Spot gold gained 0.3 percent at $1,177.80 an ounce by 1:39 p.m. EDT (1739 GMT), from an earlier low of $1,159.96, its weakest since January last year. US gold futures for December delivery settled down $1, or 0.1 percent, at $1,184 per ounce.
"The lower dollar index is helping gold, and the fact that the Chinese sent a delegation over," said Walter Pehowich, executive vice president of investment services at Dillon Gage Metals. "There was heavy (gold) selling out of China last night. Once the selling was done, a short-covering rally ensued," he added.
The meeting between a Chinese delegation and US representatives offers hope for progress in resolving the trade conflict that has unnerved financial and commodity markets in recent weeks.
Political and economic uncertainty have seen investors opt for the safety of US Treasuries and the US currency, which when it rises makes dollar-denominated gold more expensive for holders of other currencies, potentially subduing demand.
"I'm viewing the news of the talks as arresting the slide, not reversing it. The talks are low level, we are not out of the woods yet, sentiment is still bearish," said Ole Hanson, head of commodity strategy at Saxo Bank. Meanwhile, silver gained 1.7 percent at $14.67 an ounce after earlier hitting the lowest since February 2016 at $14.30.

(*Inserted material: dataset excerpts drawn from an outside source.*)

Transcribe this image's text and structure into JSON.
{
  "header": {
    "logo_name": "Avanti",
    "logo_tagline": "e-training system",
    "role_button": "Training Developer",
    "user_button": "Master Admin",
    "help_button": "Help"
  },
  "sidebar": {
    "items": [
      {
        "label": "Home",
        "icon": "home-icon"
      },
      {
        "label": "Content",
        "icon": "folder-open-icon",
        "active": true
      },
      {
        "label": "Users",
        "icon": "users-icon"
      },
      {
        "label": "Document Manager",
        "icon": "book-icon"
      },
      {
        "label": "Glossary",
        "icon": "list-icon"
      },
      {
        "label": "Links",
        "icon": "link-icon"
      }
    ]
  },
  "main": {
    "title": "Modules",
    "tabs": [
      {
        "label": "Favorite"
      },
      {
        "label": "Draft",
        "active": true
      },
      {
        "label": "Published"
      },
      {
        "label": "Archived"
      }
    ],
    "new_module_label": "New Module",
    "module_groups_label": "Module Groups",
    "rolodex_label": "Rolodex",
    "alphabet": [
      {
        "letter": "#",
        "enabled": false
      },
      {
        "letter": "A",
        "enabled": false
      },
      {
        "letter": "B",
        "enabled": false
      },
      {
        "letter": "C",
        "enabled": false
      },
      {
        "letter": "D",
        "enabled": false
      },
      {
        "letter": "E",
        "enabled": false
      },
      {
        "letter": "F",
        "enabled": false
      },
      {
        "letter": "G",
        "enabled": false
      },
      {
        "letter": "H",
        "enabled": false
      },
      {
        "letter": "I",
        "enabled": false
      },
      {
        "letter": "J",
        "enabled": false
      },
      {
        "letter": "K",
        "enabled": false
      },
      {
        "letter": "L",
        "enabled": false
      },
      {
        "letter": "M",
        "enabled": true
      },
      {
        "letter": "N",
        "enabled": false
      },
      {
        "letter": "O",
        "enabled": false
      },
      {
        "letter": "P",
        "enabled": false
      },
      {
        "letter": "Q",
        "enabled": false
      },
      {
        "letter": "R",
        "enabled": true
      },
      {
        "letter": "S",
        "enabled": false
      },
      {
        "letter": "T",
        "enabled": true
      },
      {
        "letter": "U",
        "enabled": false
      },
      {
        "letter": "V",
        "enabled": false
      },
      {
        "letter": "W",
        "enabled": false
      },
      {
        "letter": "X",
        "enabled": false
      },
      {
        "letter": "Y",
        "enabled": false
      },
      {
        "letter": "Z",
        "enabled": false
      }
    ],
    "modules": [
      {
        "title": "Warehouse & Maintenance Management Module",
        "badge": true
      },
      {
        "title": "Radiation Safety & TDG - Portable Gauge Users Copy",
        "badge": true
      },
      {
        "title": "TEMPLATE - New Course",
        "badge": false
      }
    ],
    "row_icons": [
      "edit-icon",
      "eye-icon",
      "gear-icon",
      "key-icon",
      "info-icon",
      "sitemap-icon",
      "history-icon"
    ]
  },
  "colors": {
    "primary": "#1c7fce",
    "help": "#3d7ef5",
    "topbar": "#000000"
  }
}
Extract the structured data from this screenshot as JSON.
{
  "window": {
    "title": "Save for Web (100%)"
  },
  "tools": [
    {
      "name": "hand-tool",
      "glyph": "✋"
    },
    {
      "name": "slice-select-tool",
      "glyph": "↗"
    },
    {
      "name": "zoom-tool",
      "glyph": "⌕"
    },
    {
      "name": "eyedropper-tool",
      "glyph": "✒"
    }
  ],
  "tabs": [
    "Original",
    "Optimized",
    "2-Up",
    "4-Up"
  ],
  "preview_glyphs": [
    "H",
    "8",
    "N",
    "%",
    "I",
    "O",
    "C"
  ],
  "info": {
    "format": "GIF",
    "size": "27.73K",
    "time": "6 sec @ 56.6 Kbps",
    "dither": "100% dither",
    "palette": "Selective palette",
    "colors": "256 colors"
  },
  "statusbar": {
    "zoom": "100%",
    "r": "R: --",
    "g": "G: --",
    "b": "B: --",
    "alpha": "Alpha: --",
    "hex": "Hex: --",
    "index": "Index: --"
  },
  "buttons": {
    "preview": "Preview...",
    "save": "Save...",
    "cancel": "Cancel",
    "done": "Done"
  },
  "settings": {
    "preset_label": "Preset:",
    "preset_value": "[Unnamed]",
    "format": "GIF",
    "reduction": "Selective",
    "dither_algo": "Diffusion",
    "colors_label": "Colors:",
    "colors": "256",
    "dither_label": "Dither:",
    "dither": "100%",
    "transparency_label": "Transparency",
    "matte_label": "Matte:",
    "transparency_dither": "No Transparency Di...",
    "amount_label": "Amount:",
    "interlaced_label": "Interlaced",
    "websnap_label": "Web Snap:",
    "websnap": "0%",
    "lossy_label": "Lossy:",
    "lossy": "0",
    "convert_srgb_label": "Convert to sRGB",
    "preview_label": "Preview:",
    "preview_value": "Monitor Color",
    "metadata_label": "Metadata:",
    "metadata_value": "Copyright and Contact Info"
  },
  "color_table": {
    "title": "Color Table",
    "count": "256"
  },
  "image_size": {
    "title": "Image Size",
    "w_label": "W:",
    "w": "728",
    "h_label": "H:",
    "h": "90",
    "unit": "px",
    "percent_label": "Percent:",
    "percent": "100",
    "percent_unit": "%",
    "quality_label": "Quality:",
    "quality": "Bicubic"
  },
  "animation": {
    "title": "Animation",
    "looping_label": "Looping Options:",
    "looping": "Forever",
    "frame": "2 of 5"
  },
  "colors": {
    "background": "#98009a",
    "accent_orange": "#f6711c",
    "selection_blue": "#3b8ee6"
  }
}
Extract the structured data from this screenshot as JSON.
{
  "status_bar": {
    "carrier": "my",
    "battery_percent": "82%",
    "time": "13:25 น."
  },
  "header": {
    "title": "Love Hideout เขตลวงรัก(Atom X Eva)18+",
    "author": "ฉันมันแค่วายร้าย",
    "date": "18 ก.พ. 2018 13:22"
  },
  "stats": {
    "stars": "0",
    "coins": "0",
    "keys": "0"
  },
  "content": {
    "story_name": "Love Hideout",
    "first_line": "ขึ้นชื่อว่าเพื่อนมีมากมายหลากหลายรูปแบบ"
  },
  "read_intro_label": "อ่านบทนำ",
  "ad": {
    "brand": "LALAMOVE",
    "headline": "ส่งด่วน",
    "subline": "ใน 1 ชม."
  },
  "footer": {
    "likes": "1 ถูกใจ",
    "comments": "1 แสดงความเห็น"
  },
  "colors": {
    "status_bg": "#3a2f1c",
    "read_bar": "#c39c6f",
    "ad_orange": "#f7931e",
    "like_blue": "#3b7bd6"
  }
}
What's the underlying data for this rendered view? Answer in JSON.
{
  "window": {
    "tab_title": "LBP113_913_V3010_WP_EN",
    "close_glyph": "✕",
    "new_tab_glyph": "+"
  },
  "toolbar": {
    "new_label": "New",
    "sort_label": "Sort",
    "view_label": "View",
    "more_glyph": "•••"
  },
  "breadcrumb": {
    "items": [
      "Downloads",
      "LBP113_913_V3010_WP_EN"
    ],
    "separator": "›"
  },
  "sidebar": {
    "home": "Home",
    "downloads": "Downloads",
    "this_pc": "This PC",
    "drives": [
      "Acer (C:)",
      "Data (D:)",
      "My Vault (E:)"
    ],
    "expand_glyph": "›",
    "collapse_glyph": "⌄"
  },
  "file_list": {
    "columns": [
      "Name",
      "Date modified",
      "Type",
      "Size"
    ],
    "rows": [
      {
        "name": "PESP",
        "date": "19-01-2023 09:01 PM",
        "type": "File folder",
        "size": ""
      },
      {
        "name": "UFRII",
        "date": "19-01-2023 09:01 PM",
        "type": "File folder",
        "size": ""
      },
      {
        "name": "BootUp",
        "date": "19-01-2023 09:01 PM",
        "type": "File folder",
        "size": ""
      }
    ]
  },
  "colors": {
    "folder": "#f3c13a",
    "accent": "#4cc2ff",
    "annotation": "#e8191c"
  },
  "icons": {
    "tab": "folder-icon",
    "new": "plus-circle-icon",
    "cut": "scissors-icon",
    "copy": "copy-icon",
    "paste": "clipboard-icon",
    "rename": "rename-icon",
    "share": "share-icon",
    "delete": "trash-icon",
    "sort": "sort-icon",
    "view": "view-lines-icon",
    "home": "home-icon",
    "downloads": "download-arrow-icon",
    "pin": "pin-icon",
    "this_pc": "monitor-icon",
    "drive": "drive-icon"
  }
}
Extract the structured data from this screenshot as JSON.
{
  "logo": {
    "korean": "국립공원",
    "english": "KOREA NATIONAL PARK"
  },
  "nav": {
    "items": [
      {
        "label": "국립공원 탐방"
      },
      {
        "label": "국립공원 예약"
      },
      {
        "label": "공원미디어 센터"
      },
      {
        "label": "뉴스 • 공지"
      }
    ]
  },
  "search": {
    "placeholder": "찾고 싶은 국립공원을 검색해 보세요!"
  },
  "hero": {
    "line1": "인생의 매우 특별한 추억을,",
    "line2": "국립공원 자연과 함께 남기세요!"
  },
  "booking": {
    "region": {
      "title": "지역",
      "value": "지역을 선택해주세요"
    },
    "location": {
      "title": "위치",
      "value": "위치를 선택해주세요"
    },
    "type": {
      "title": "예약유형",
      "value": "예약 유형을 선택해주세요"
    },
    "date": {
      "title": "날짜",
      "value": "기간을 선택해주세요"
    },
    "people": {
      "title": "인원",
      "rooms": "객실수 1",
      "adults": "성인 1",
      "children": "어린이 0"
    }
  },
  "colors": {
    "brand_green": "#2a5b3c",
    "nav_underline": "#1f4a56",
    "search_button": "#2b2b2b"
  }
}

Palladium added 6 percent at $893.30 an ounce, earlier hitting a more than 13-month low at $832. Platinum climbed 2.6 percent at $782.98 an ounce, after earlier sinking to its lowest since October 2008 at $751.25. Autocatalyst metal platinum is oversupplied. South Africa, the world's top platinum producer, saw its rand currency hit a two-year low due to contagion from the Turkish lira earlier this week. A lower rand cuts costs for South African miners when expressed in dollars, which means they can keep producing and delaying the process of rebalancing the market.